WY14,643, a PPAR alpha ligand, has profound effects on immune responses in vivo

Abstract

Peroxisome proliferator-activated receptors (PPARs) are ligand-activated transcription factors with diverse actions. PPARalpha and PPARgamma are expressed in different lymphocyte subpopulations. Recently, we have observed that PPARalpha ligands elicit augmented IL-4 expression in cultures of mitogen-activated splenocytes.
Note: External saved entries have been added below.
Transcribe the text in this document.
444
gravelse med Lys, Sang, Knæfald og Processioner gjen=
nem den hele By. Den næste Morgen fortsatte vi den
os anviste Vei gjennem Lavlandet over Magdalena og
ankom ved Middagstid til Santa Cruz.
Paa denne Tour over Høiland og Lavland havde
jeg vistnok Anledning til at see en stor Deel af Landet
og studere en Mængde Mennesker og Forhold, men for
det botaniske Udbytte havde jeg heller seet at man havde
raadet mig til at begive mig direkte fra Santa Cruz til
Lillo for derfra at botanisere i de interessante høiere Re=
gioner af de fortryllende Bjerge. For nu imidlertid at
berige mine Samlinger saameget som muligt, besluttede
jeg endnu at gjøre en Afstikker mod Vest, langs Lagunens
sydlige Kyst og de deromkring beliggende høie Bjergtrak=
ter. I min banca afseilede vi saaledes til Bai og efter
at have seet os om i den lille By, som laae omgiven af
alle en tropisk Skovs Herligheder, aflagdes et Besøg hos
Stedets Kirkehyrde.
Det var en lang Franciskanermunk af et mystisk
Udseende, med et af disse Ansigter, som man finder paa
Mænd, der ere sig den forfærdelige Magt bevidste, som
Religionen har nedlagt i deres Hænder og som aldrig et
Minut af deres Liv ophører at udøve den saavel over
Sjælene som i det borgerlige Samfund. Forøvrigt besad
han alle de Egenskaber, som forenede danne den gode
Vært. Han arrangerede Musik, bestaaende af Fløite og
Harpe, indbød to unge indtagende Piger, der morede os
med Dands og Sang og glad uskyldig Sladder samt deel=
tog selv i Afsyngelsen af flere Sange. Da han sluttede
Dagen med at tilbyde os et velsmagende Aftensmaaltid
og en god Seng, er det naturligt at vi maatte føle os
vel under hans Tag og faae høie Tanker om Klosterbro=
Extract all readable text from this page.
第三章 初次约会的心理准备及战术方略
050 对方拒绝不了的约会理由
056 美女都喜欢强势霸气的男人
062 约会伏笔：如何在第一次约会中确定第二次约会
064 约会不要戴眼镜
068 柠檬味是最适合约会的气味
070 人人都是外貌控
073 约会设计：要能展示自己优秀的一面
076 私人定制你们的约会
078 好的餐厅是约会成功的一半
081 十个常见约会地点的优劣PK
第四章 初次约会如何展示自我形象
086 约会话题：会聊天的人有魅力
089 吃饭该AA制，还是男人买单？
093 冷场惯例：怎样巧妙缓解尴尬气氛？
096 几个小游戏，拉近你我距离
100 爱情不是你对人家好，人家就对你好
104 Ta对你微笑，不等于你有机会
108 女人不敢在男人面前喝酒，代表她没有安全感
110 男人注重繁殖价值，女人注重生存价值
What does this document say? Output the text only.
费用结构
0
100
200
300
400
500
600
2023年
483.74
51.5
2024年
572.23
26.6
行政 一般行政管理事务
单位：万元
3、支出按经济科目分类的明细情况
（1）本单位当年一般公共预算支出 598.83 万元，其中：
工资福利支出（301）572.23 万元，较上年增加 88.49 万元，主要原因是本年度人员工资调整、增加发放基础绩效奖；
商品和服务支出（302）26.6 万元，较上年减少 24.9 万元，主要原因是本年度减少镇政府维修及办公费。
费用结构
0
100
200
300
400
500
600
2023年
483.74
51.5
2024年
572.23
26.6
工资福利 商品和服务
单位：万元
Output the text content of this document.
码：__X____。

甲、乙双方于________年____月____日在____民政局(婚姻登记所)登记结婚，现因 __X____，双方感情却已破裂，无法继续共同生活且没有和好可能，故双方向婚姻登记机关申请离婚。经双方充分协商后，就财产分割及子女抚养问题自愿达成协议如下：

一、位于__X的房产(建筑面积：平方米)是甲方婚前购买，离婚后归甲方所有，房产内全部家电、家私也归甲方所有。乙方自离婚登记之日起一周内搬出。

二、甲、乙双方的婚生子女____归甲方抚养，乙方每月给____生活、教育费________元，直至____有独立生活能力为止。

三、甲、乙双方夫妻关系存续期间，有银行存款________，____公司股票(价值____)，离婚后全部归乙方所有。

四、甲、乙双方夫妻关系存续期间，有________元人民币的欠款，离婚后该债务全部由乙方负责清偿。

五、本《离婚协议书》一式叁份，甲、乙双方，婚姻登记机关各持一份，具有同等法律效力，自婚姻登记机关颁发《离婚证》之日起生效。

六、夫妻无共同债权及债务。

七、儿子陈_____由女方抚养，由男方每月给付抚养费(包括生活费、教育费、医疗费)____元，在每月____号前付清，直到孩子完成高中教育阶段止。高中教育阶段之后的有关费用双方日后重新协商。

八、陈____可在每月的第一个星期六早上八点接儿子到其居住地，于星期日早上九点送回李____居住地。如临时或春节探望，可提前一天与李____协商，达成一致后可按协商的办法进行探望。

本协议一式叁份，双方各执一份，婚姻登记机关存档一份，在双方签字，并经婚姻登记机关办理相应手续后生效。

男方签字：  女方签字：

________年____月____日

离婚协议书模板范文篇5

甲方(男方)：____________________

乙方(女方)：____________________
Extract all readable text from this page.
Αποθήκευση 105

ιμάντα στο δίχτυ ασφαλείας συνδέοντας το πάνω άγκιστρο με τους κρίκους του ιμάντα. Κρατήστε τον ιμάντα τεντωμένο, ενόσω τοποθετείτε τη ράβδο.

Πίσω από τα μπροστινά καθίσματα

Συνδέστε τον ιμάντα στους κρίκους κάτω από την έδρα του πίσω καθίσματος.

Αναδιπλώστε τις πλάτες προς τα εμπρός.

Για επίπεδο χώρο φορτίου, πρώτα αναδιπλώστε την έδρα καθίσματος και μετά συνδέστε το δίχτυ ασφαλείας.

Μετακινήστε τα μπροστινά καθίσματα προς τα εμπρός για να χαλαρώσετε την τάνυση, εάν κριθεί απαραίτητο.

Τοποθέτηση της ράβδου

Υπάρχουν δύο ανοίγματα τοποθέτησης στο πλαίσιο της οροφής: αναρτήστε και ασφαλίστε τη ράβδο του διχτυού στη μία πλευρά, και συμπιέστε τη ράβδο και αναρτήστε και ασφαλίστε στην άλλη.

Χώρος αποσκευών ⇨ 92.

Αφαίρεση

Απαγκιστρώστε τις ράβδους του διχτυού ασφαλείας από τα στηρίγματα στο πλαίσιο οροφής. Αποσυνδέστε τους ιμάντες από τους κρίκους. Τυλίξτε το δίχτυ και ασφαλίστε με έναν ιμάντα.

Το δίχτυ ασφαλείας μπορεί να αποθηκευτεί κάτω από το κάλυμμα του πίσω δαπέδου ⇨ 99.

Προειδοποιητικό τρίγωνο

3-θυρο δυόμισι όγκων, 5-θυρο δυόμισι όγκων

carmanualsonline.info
The following studies were undertaken to characterize the in vivo effects of WY14,643, a PPARalpha ligand. Our studies demonstrate that oral administration of WY14,643 markedly reduces splenocyte number in immunized and nonimmunized C57BL/6 mice. Mice fed WY14,643 display impaired IgG responses to myelin oligodendrocyte glycoprotein peptide 35-55 (pMOG(35-55)), following immunization with pMOG(35-55)/CFA. Following in vitro restimulation with pMOG(35-55), splenocytes harvested from WY14,643-fed mice demonstrate impaired production of IFN-gamma, IL-6, and TNF-alpha despite similar proliferative responses. We also demonstrate higher expression of PPARalpha in B than T cells. Finally, to obtain an understanding of the cause of splenocyte depletion with fibrate therapy, we studied the effect of WY14,643 on apoptosis of activated splenocytes. WY14,643 in vitro induces apoptosis in lymphocytes and this effect appears to occur in a PPARalpha-independent manner. Thus WY14,643, a fibrate, is a profound immunosuppressive agent.